After a turbulent 20 months, Mir-Hossein Mousavi and Mehdi Karoubi have finally been incarcerated.  But their incarceration is of a type worse than a regular prison. They have been locked up the way other senior clerics such as ayatollah Shariatmadari, ayatollah Rowhani, ayatollah Ghomi and ayatollah Montazeri were locked up in the past. Their incarceration comes without any court or trial or even a sentence. Some of the ayatollahs who faced the same treatment died under house arrest. The deterioration of his health and the growing pressure were what freed ayatollah Montazeri from house arrest during the last days of his life.

Now is not the time to talk of those who accepted those cruelties. Anyone who was aware of this viciousness and remained silent is an accomplice in that repression, in the form of being a moral accomplice.  Those who actually “went along” with these actions have in fact played an active role in them and thus are legally accountable. Being a moral accessory to this oppression, by virtue of remaining silent, calls for at least an expression of regret. So, on my behalf, I express my own regret for remaining silent during the incarceration of ayatollah Shariatmadari, ayatollah Rowhani and ayatollah Ghomi.

The reasons for the incarceration of Mousavi and Karoubi are obvious. Those in power want to silence the voices of protest. During the last 21 months, hundreds have been arrested so that the opponents of those in power cannot turn the extensive and deep dissatisfaction of the nation into a political protest, a political movement. By incarcerating Mousavi and Karoubi, they are trying to separate the connection between the body and the head.
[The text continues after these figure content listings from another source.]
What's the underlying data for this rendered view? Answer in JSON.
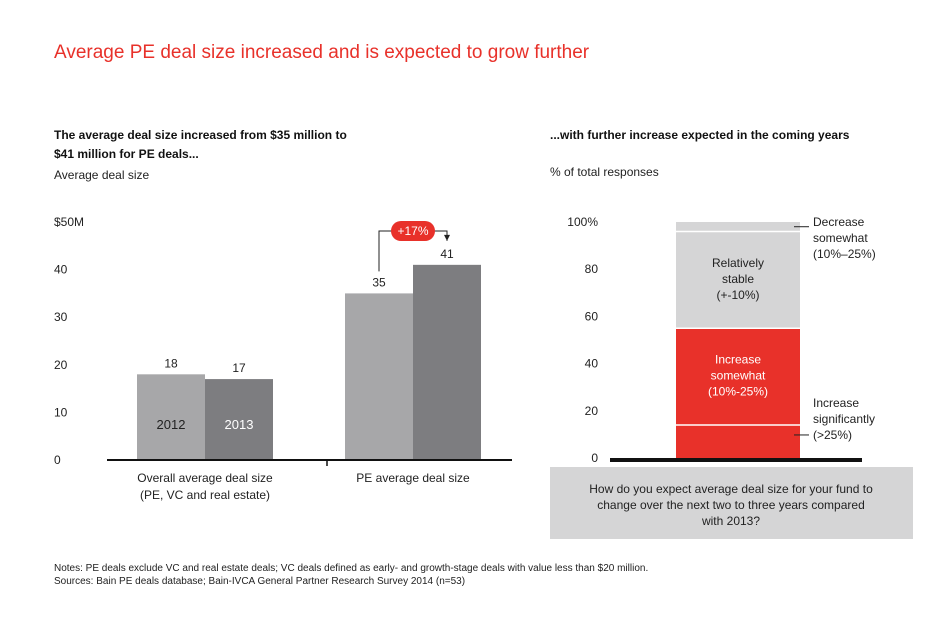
{
  "title": "Average PE deal size increased and is expected to grow further",
  "left_panel": {
    "subhead_line1": "The average deal size increased from $35 million to",
    "subhead_line2": "$41 million for PE deals...",
    "units": "Average deal size"
  },
  "right_panel": {
    "subhead": "...with further increase expected in the coming years",
    "units": "% of total responses",
    "question_line1": "How do you expect average deal size for your fund to",
    "question_line2": "change over the next two to three years compared",
    "question_line3": "with 2013?"
  },
  "chart_data": [
    {
      "type": "bar",
      "title": "Average deal size",
      "categories": [
        "Overall average deal size (PE, VC and real estate)",
        "PE average deal size"
      ],
      "category_lines": [
        [
          "Overall average deal size",
          "(PE, VC and real estate)"
        ],
        [
          "PE average deal size"
        ]
      ],
      "series": [
        {
          "name": "2012",
          "values": [
            18,
            35
          ]
        },
        {
          "name": "2013",
          "values": [
            17,
            41
          ]
        }
      ],
      "yticks": [
        "$50M",
        "40",
        "30",
        "20",
        "10",
        "0"
      ],
      "ytick_values": [
        50,
        40,
        30,
        20,
        10,
        0
      ],
      "ylim": [
        0,
        50
      ],
      "annotation": "+17%",
      "colors": {
        "2012": "#a7a7a9",
        "2013": "#7d7d80",
        "accent": "#e8312a"
      }
    },
    {
      "type": "bar",
      "stacked": true,
      "title": "% of total responses",
      "ylim": [
        0,
        100
      ],
      "yticks": [
        "100%",
        "80",
        "60",
        "40",
        "20",
        "0"
      ],
      "ytick_values": [
        100,
        80,
        60,
        40,
        20,
        0
      ],
      "segments": [
        {
          "name": "Increase significantly (>25%)",
          "lines": [
            "Increase",
            "significantly",
            "(>25%)"
          ],
          "value": 14,
          "color": "#e8312a",
          "label_position": "outside"
        },
        {
          "name": "Increase somewhat (10%-25%)",
          "lines": [
            "Increase",
            "somewhat",
            "(10%-25%)"
          ],
          "value": 41,
          "color": "#e8312a",
          "label_position": "inside"
        },
        {
          "name": "Relatively stable (+-10%)",
          "lines": [
            "Relatively",
            "stable",
            "(+-10%)"
          ],
          "value": 41,
          "color": "#d5d5d6",
          "label_position": "inside"
        },
        {
          "name": "Decrease somewhat (10%–25%)",
          "lines": [
            "Decrease",
            "somewhat",
            "(10%–25%)"
          ],
          "value": 4,
          "color": "#d5d5d6",
          "label_position": "outside"
        }
      ]
    }
  ],
  "notes": {
    "line1": "Notes: PE deals exclude VC and real estate deals; VC deals defined as early- and growth-stage deals with value less than $20 million.",
    "line2": "Sources: Bain PE deals database; Bain-IVCA General Partner Research Survey 2014 (n=53)"
  }
}
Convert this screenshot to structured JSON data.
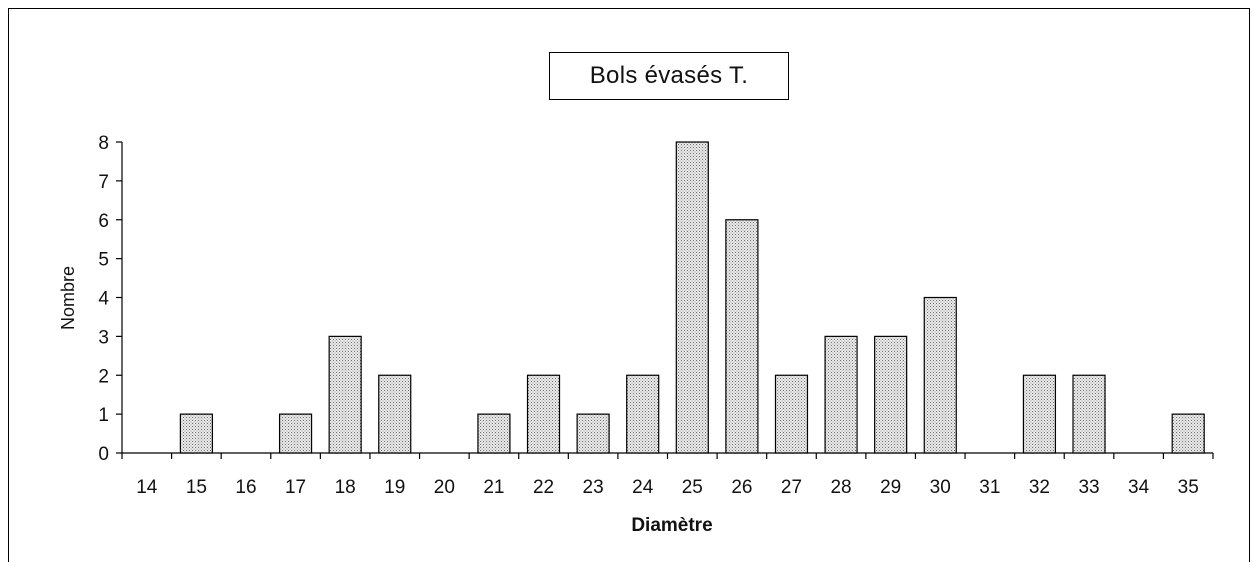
{
  "chart_data": {
    "type": "bar",
    "title": "Bols évasés T.",
    "xlabel": "Diamètre",
    "ylabel": "Nombre",
    "categories": [
      "14",
      "15",
      "16",
      "17",
      "18",
      "19",
      "20",
      "21",
      "22",
      "23",
      "24",
      "25",
      "26",
      "27",
      "28",
      "29",
      "30",
      "31",
      "32",
      "33",
      "34",
      "35"
    ],
    "values": [
      0,
      1,
      0,
      1,
      3,
      2,
      0,
      1,
      2,
      1,
      2,
      8,
      6,
      2,
      3,
      3,
      4,
      0,
      2,
      2,
      0,
      1
    ],
    "ylim": [
      0,
      8
    ],
    "yticks": [
      "0",
      "1",
      "2",
      "3",
      "4",
      "5",
      "6",
      "7",
      "8"
    ],
    "grid": false,
    "bar_fill": "#d4d4d4",
    "bar_stroke": "#000000"
  }
}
After implementing the “sedition” plan and “awareness” plan, sultan Ali Khamenei seems to have come to the conclusion that all the agencies of the Islamic regime have now come to accept that the protest movement was in fact a “sedition.” So now, he thinks, the time has come to arrest the “heads of the sedition.” The confident and arrogant sultan believes that without the head and the connecting links, the body would melt like snow under the sunshine of suppression, and disappear from earth. But dictators are always misled.  One reason for this is that they become incessantly arrogant and conceited. Sultan Ali Khamenei takes pride in believing that he has silenced the protests of the “sedition.”  He does not want to believe that millions of dissatisfied people can turn into political protestors with any available opportunity. And fortunately because of their nature, religious-sultan regimes constantly create such opportunities. Nobody can predict the next one. It is just possible that when the next such opportunity arises, the gathered protests and anger will create such a protest that everything will be washed away. Ali Khamenei is busy building the massive “revolutionary activists”. But that is something I do not want to write about at this time.
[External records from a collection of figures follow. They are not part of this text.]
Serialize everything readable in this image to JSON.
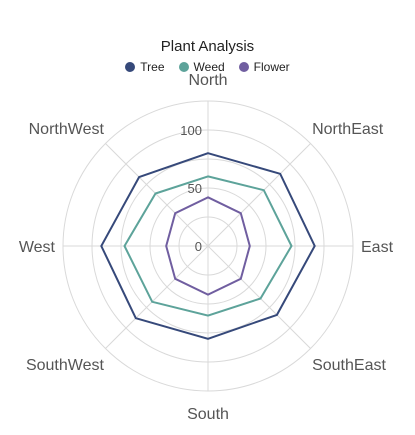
{
  "chart_data": {
    "type": "radar",
    "title": "Plant Analysis",
    "categories": [
      "North",
      "NorthEast",
      "East",
      "SouthEast",
      "South",
      "SouthWest",
      "West",
      "NorthWest"
    ],
    "radial_ticks": [
      0,
      50,
      100
    ],
    "rlim": [
      0,
      125
    ],
    "grid": true,
    "legend_position": "top",
    "series": [
      {
        "name": "Tree",
        "color": "#36497a",
        "values": [
          80,
          88,
          92,
          84,
          80,
          88,
          92,
          84
        ]
      },
      {
        "name": "Weed",
        "color": "#5da39a",
        "values": [
          60,
          68,
          72,
          64,
          60,
          68,
          72,
          64
        ]
      },
      {
        "name": "Flower",
        "color": "#705ea0",
        "values": [
          42,
          40,
          36,
          40,
          42,
          40,
          36,
          40
        ]
      }
    ]
  }
}
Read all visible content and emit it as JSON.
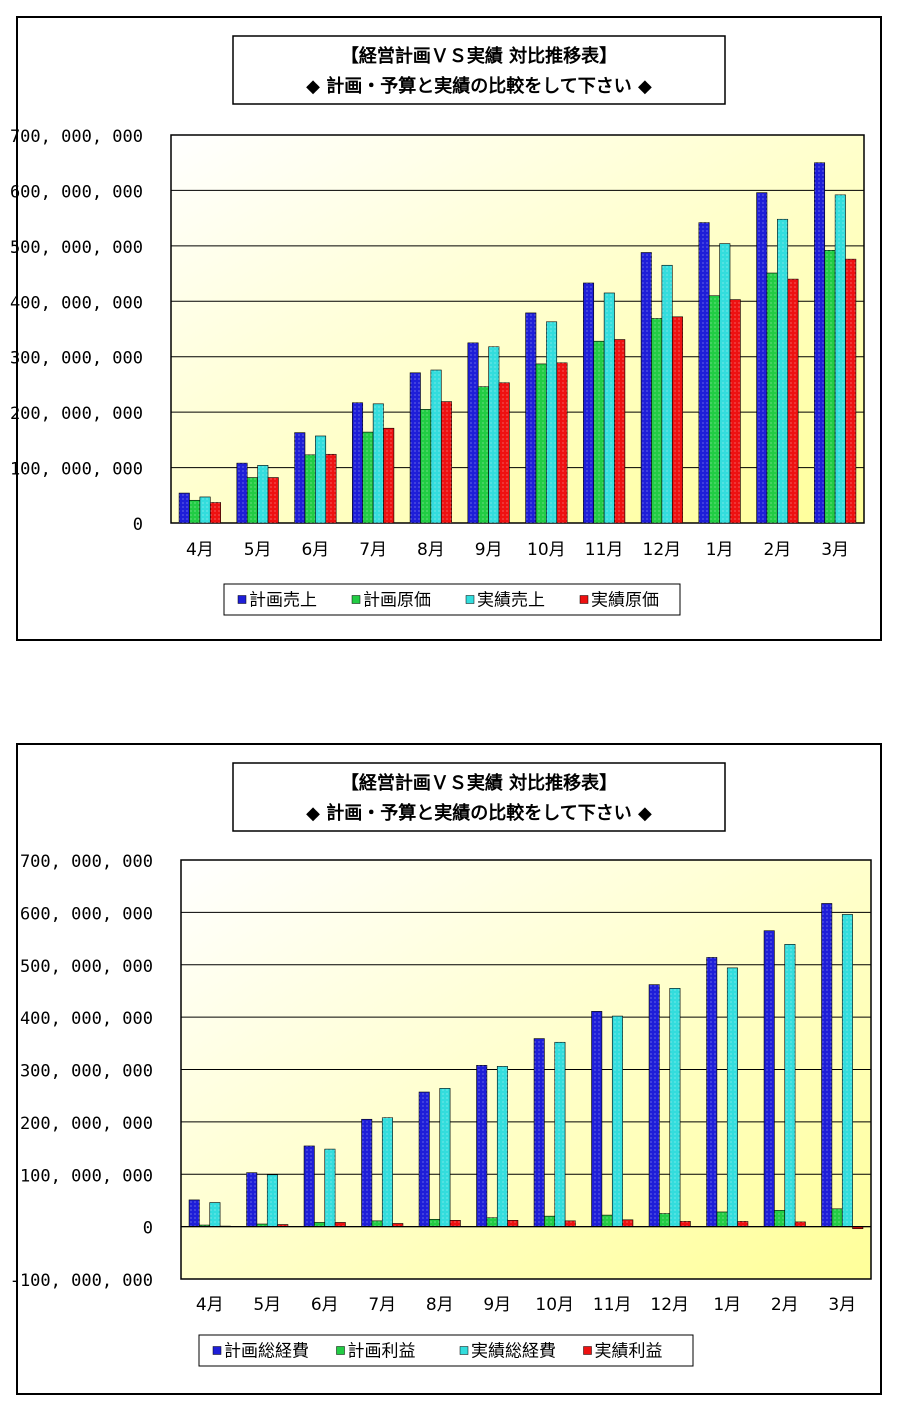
{
  "colors": {
    "plan_blue": "#1e1ed8",
    "plan_green": "#22cc44",
    "actual_cyan": "#33dddd",
    "actual_red": "#ee1111",
    "plot_bg_from": "#ffffff",
    "plot_bg_to": "#ffff99"
  },
  "chart_data": [
    {
      "type": "bar",
      "title_line1": "【経営計画ＶＳ実績 対比推移表】",
      "title_line2": "◆ 計画・予算と実績の比較をして下さい ◆",
      "categories": [
        "4月",
        "5月",
        "6月",
        "7月",
        "8月",
        "9月",
        "10月",
        "11月",
        "12月",
        "1月",
        "2月",
        "3月"
      ],
      "ylim": [
        0,
        700000000
      ],
      "yticks": [
        0,
        100000000,
        200000000,
        300000000,
        400000000,
        500000000,
        600000000,
        700000000
      ],
      "ytick_labels": [
        "0",
        "100, 000, 000",
        "200, 000, 000",
        "300, 000, 000",
        "400, 000, 000",
        "500, 000, 000",
        "600, 000, 000",
        "700, 000, 000"
      ],
      "grid": true,
      "legend_position": "bottom",
      "series": [
        {
          "name": "計画売上",
          "color": "#1e1ed8",
          "values": [
            54000000,
            108000000,
            163000000,
            217000000,
            271000000,
            325000000,
            379000000,
            433000000,
            488000000,
            542000000,
            596000000,
            650000000
          ]
        },
        {
          "name": "計画原価",
          "color": "#22cc44",
          "values": [
            41000000,
            82000000,
            123000000,
            164000000,
            205000000,
            246000000,
            287000000,
            328000000,
            369000000,
            410000000,
            451000000,
            492000000
          ]
        },
        {
          "name": "実績売上",
          "color": "#33dddd",
          "values": [
            47000000,
            104000000,
            157000000,
            215000000,
            276000000,
            318000000,
            363000000,
            415000000,
            465000000,
            504000000,
            548000000,
            592000000
          ]
        },
        {
          "name": "実績原価",
          "color": "#ee1111",
          "values": [
            37000000,
            82000000,
            124000000,
            171000000,
            219000000,
            253000000,
            289000000,
            331000000,
            372000000,
            403000000,
            440000000,
            476000000
          ]
        }
      ]
    },
    {
      "type": "bar",
      "title_line1": "【経営計画ＶＳ実績 対比推移表】",
      "title_line2": "◆ 計画・予算と実績の比較をして下さい ◆",
      "categories": [
        "4月",
        "5月",
        "6月",
        "7月",
        "8月",
        "9月",
        "10月",
        "11月",
        "12月",
        "1月",
        "2月",
        "3月"
      ],
      "ylim": [
        -100000000,
        700000000
      ],
      "yticks": [
        -100000000,
        0,
        100000000,
        200000000,
        300000000,
        400000000,
        500000000,
        600000000,
        700000000
      ],
      "ytick_labels": [
        "-100, 000, 000",
        "0",
        "100, 000, 000",
        "200, 000, 000",
        "300, 000, 000",
        "400, 000, 000",
        "500, 000, 000",
        "600, 000, 000",
        "700, 000, 000"
      ],
      "grid": true,
      "legend_position": "bottom",
      "series": [
        {
          "name": "計画総経費",
          "color": "#1e1ed8",
          "values": [
            51000000,
            103000000,
            154000000,
            205000000,
            257000000,
            308000000,
            359000000,
            411000000,
            462000000,
            514000000,
            565000000,
            617000000
          ]
        },
        {
          "name": "計画利益",
          "color": "#22cc44",
          "values": [
            3000000,
            5000000,
            8000000,
            11000000,
            14000000,
            17000000,
            20000000,
            22000000,
            25000000,
            28000000,
            31000000,
            34000000
          ]
        },
        {
          "name": "実績総経費",
          "color": "#33dddd",
          "values": [
            46000000,
            99000000,
            148000000,
            208000000,
            264000000,
            306000000,
            352000000,
            402000000,
            455000000,
            494000000,
            539000000,
            596000000
          ]
        },
        {
          "name": "実績利益",
          "color": "#ee1111",
          "values": [
            1000000,
            4000000,
            8000000,
            6000000,
            12000000,
            12000000,
            11000000,
            13000000,
            10000000,
            10000000,
            9000000,
            -4000000
          ]
        }
      ]
    }
  ]
}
The subject of my writing is “silence” and “moral accountability.” Anybody who remains silent to the incarceration of Mousavi and Karoubi is morally accountable and is thus viewed to be an accomplice in the imprisonment of the two. This silence must be confronted and opposed. Writing articles or issuing statements are the least one can do. Where are those who chanted they would raise blood etc if Mousavi and Karoubi were arrested? Perhaps in the current violently suppressive situation there is no room for collective protests inside Iran, in other words those living outside Iran cannot expect or demand that those inside the country engage in something like this and put their life at risk, but those outside Iran who live in free societies and incur no costs should and must demonstrate their protests by participating and organizing large protests all over the world.
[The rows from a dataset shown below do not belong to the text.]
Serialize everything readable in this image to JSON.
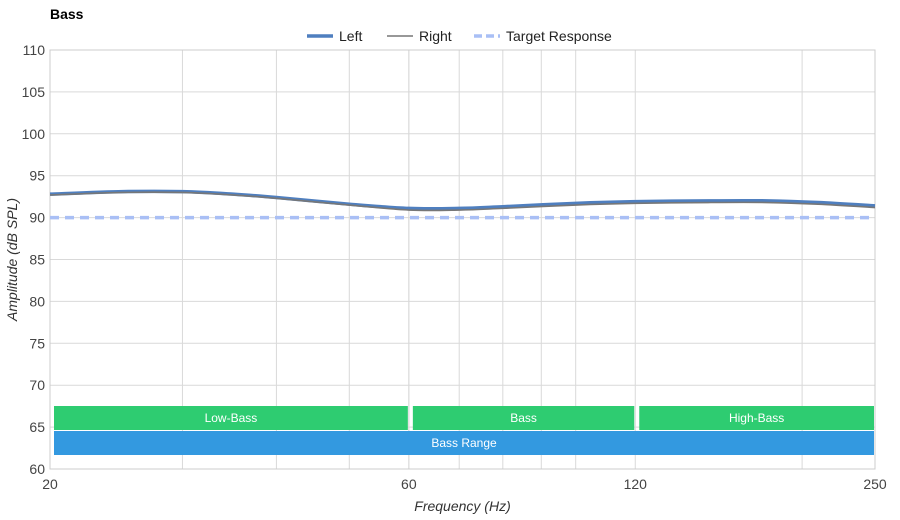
{
  "chart_data": {
    "type": "line",
    "title": "Bass",
    "xlabel": "Frequency (Hz)",
    "ylabel": "Amplitude (dB SPL)",
    "x_scale": "log",
    "xlim": [
      20,
      250
    ],
    "ylim": [
      60,
      110
    ],
    "x_ticks": [
      20,
      60,
      120,
      250
    ],
    "y_ticks": [
      60,
      65,
      70,
      75,
      80,
      85,
      90,
      95,
      100,
      105,
      110
    ],
    "grid": true,
    "legend_position": "top-center",
    "series": [
      {
        "name": "Left",
        "color": "#4f7fbf",
        "style": "solid-thick",
        "x": [
          20,
          25,
          30,
          35,
          40,
          50,
          60,
          70,
          80,
          100,
          120,
          150,
          180,
          210,
          250
        ],
        "y": [
          92.8,
          93.1,
          93.1,
          92.8,
          92.4,
          91.6,
          91.1,
          91.1,
          91.3,
          91.7,
          91.9,
          92.0,
          92.0,
          91.8,
          91.4
        ]
      },
      {
        "name": "Right",
        "color": "#777777",
        "style": "solid-thin",
        "x": [
          20,
          25,
          30,
          35,
          40,
          50,
          60,
          70,
          80,
          100,
          120,
          150,
          180,
          210,
          250
        ],
        "y": [
          92.7,
          93.0,
          93.0,
          92.7,
          92.3,
          91.5,
          90.9,
          90.9,
          91.1,
          91.5,
          91.7,
          91.8,
          91.8,
          91.6,
          91.2
        ]
      },
      {
        "name": "Target Response",
        "color": "#a9bff5",
        "style": "dashed",
        "x": [
          20,
          250
        ],
        "y": [
          90,
          90
        ]
      }
    ],
    "bands": [
      {
        "label": "Low-Bass",
        "x_start": 20,
        "x_end": 60,
        "color": "#2ecc71",
        "row": 0
      },
      {
        "label": "Bass",
        "x_start": 60,
        "x_end": 120,
        "color": "#2ecc71",
        "row": 0
      },
      {
        "label": "High-Bass",
        "x_start": 120,
        "x_end": 250,
        "color": "#2ecc71",
        "row": 0
      },
      {
        "label": "Bass Range",
        "x_start": 20,
        "x_end": 250,
        "color": "#3399e0",
        "row": 1
      }
    ]
  }
}
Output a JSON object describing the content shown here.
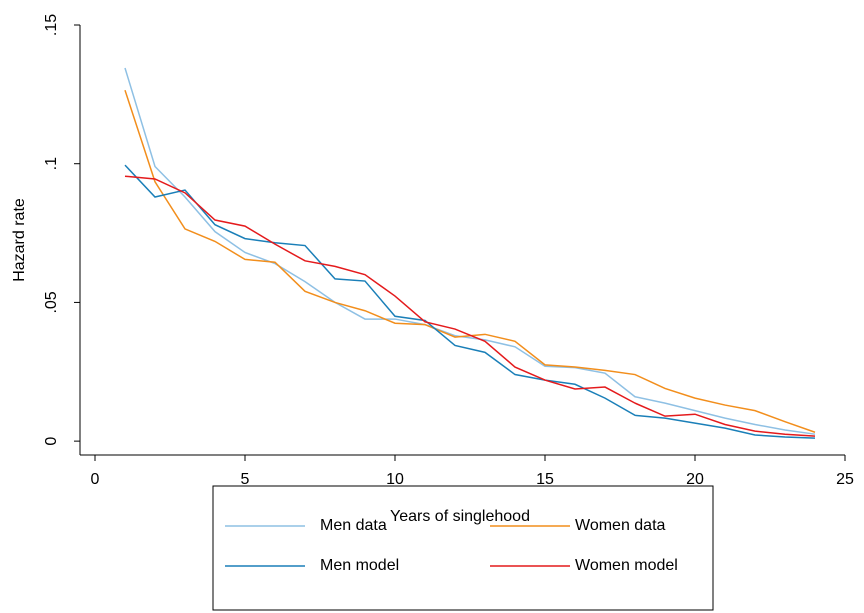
{
  "chart_data": {
    "type": "line",
    "x_label": "Years of singlehood",
    "y_label": "Hazard rate",
    "x": [
      1,
      2,
      3,
      4,
      5,
      6,
      7,
      8,
      9,
      10,
      11,
      12,
      13,
      14,
      15,
      16,
      17,
      18,
      19,
      20,
      21,
      22,
      23,
      24
    ],
    "series": [
      {
        "name": "Men data",
        "color": "#8ec0e4",
        "values": [
          0.1345,
          0.099,
          0.088,
          0.0755,
          0.068,
          0.064,
          0.0575,
          0.05,
          0.044,
          0.044,
          0.042,
          0.038,
          0.0365,
          0.034,
          0.027,
          0.0265,
          0.0245,
          0.016,
          0.0137,
          0.011,
          0.0083,
          0.006,
          0.004,
          0.0025
        ]
      },
      {
        "name": "Women data",
        "color": "#f28e1c",
        "values": [
          0.1265,
          0.0935,
          0.0765,
          0.072,
          0.0655,
          0.0645,
          0.054,
          0.05,
          0.047,
          0.0425,
          0.042,
          0.0375,
          0.0385,
          0.036,
          0.0275,
          0.0267,
          0.0255,
          0.024,
          0.019,
          0.0155,
          0.013,
          0.011,
          0.007,
          0.0032
        ]
      },
      {
        "name": "Men model",
        "color": "#1a7fb8",
        "values": [
          0.0995,
          0.088,
          0.0905,
          0.078,
          0.073,
          0.0715,
          0.0705,
          0.0585,
          0.0577,
          0.045,
          0.0435,
          0.0345,
          0.032,
          0.024,
          0.022,
          0.0205,
          0.0155,
          0.0093,
          0.0083,
          0.0065,
          0.0047,
          0.0022,
          0.0015,
          0.0011
        ]
      },
      {
        "name": "Women model",
        "color": "#e41a1c",
        "values": [
          0.0955,
          0.0945,
          0.0895,
          0.0797,
          0.0775,
          0.071,
          0.065,
          0.063,
          0.06,
          0.0523,
          0.043,
          0.0404,
          0.036,
          0.0267,
          0.022,
          0.0188,
          0.0195,
          0.0137,
          0.009,
          0.0097,
          0.006,
          0.0036,
          0.0025,
          0.0018
        ]
      }
    ],
    "xlim": [
      -0.5,
      25
    ],
    "xticks": [
      0,
      5,
      10,
      15,
      20,
      25
    ],
    "ylim": [
      -0.005,
      0.15
    ],
    "yticks": [
      0,
      {
        "value": 0.05,
        "label": ".05"
      },
      {
        "value": 0.1,
        "label": ".1"
      },
      {
        "value": 0.15,
        "label": ".15"
      }
    ],
    "legend": "bottom"
  }
}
If the Greens carry differences among themselves, they have absolutely no differences about the role of Mousavi and Karoubi in this movement. Right now, nobody else their position and stature among the Greens. Greens residing outside Iran must fulfill their moral obligations by demanding the end of the incarceration of these two and thus demonstrate their commitment. Just as the Iranian revolution is not identifiable without ayatollah Khomeini, the Green Movement too cannot be recognized and understood without Mousavi and Karoubi. Today we must show that we are Green by turning the streets into green to achieve the freedoms of the movement.